How can we check whether a number can be represented in the form of $a^x - b^x$, where $a$ and $b$ are integers of opposite parity and $x$ is positive and even integer.
I thougth of using $$a^n - b^n = (a - b) (a^{n-1} + a^{n-2}b + \cdots + b^{n-2}a +b^{n-1}) .$$
If $a,b$ have different parity then $a^x - b^x$ must be odd.
And if $x$ is even then $a^x - b^x = (a^{\frac x2} - b^{\frac x2})(a^{\frac x2} + b^{\frac x2})$
So for any odd $2k-1$, the $a = k; b=k-1; x= 2$ and $2k-1= (k-(k-1))(k+(k-1)) =k^2 - (k-1)^2$
So all odd numbers and only odd numbers can be so represented.

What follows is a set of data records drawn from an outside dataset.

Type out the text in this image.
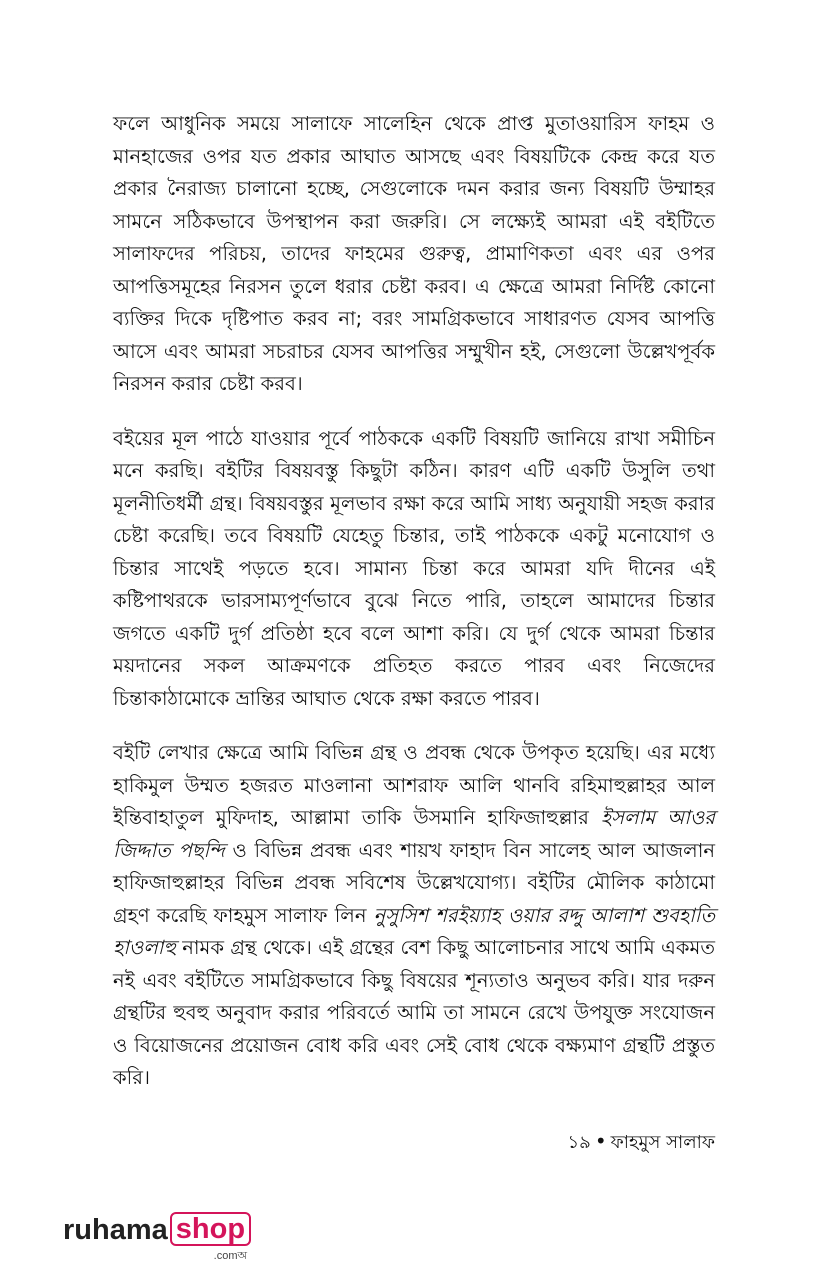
ফলে আধুনিক সময়ে সালাফে সালেহিন থেকে প্রাপ্ত মুতাওয়ারিস ফাহম ও মানহাজের ওপর যত প্রকার আঘাত আসছে এবং বিষয়টিকে কেন্দ্র করে যত প্রকার নৈরাজ্য চালানো হচ্ছে, সেগুলোকে দমন করার জন্য বিষয়টি উম্মাহর সামনে সঠিকভাবে উপস্থাপন করা জরুরি। সে লক্ষ্যেই আমরা এই বইটিতে সালাফদের পরিচয়, তাদের ফাহমের গুরুত্ব, প্রামাণিকতা এবং এর ওপর আপত্তিসমূহের নিরসন তুলে ধরার চেষ্টা করব। এ ক্ষেত্রে আমরা নির্দিষ্ট কোনো ব্যক্তির দিকে দৃষ্টিপাত করব না; বরং সামগ্রিকভাবে সাধারণত যেসব আপত্তি আসে এবং আমরা সচরাচর যেসব আপত্তির সম্মুখীন হই, সেগুলো উল্লেখপূর্বক নিরসন করার চেষ্টা করব।

বইয়ের মূল পাঠে যাওয়ার পূর্বে পাঠককে একটি বিষয়টি জানিয়ে রাখা সমীচিন মনে করছি। বইটির বিষয়বস্তু কিছুটা কঠিন। কারণ এটি একটি উসুলি তথা মূলনীতিধর্মী গ্রন্থ। বিষয়বস্তুর মূলভাব রক্ষা করে আমি সাধ্য অনুযায়ী সহজ করার চেষ্টা করেছি। তবে বিষয়টি যেহেতু চিন্তার, তাই পাঠককে একটু মনোযোগ ও চিন্তার সাথেই পড়তে হবে। সামান্য চিন্তা করে আমরা যদি দীনের এই কষ্টিপাথরকে ভারসাম্যপূর্ণভাবে বুঝে নিতে পারি, তাহলে আমাদের চিন্তার জগতে একটি দুর্গ প্রতিষ্ঠা হবে বলে আশা করি। যে দুর্গ থেকে আমরা চিন্তার ময়দানের সকল আক্রমণকে প্রতিহত করতে পারব এবং নিজেদের চিন্তাকাঠামোকে ভ্রান্তির আঘাত থেকে রক্ষা করতে পারব।

বইটি লেখার ক্ষেত্রে আমি বিভিন্ন গ্রন্থ ও প্রবন্ধ থেকে উপকৃত হয়েছি। এর মধ্যে হাকিমুল উম্মত হজরত মাওলানা আশরাফ আলি থানবি রহিমাহুল্লাহর আল ইন্তিবাহাতুল মুফিদাহ, আল্লামা তাকি উসমানি হাফিজাহুল্লার ইসলাম আওর জিদ্দাত পছন্দি ও বিভিন্ন প্রবন্ধ এবং শায়খ ফাহাদ বিন সালেহ আল আজলান হাফিজাহুল্লাহর বিভিন্ন প্রবন্ধ সবিশেষ উল্লেখযোগ্য। বইটির মৌলিক কাঠামো গ্রহণ করেছি ফাহমুস সালাফ লিন নুসুসিশ শরইয়্যাহ ওয়ার রদ্দু আলাশ শুবহাতি হাওলাহু নামক গ্রন্থ থেকে। এই গ্রন্থের বেশ কিছু আলোচনার সাথে আমি একমত নই এবং বইটিতে সামগ্রিকভাবে কিছু বিষয়ের শূন্যতাও অনুভব করি। যার দরুন গ্রন্থটির হুবহু অনুবাদ করার পরিবর্তে আমি তা সামনে রেখে উপযুক্ত সংযোজন ও বিয়োজনের প্রয়োজন বোধ করি এবং সেই বোধ থেকে বক্ষ্যমাণ গ্রন্থটি প্রস্তুত করি।

১৯ • ফাহমুস সালাফ
ruhama shop
.comঅ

Hint For $x = 2 m$, we have $$a^x - b^x = (a^m)^2 - (b^m)^2 ,$$ that is, any difference of even powers is a difference of squares, so we may as well restrict our attention to $x = 2$.
Now, the factorization of a difference of squares is $$a^2 - b^2 = (a + b) (a - b) ,$$ which specializes the factorization formula in the question statement.
Additional hint Since $a$ and $b$ have opposite parity, $a - b$ and $a + b$ are both odd, hence so is $a^2 - b^2$. Are all odd numbers expressible this way?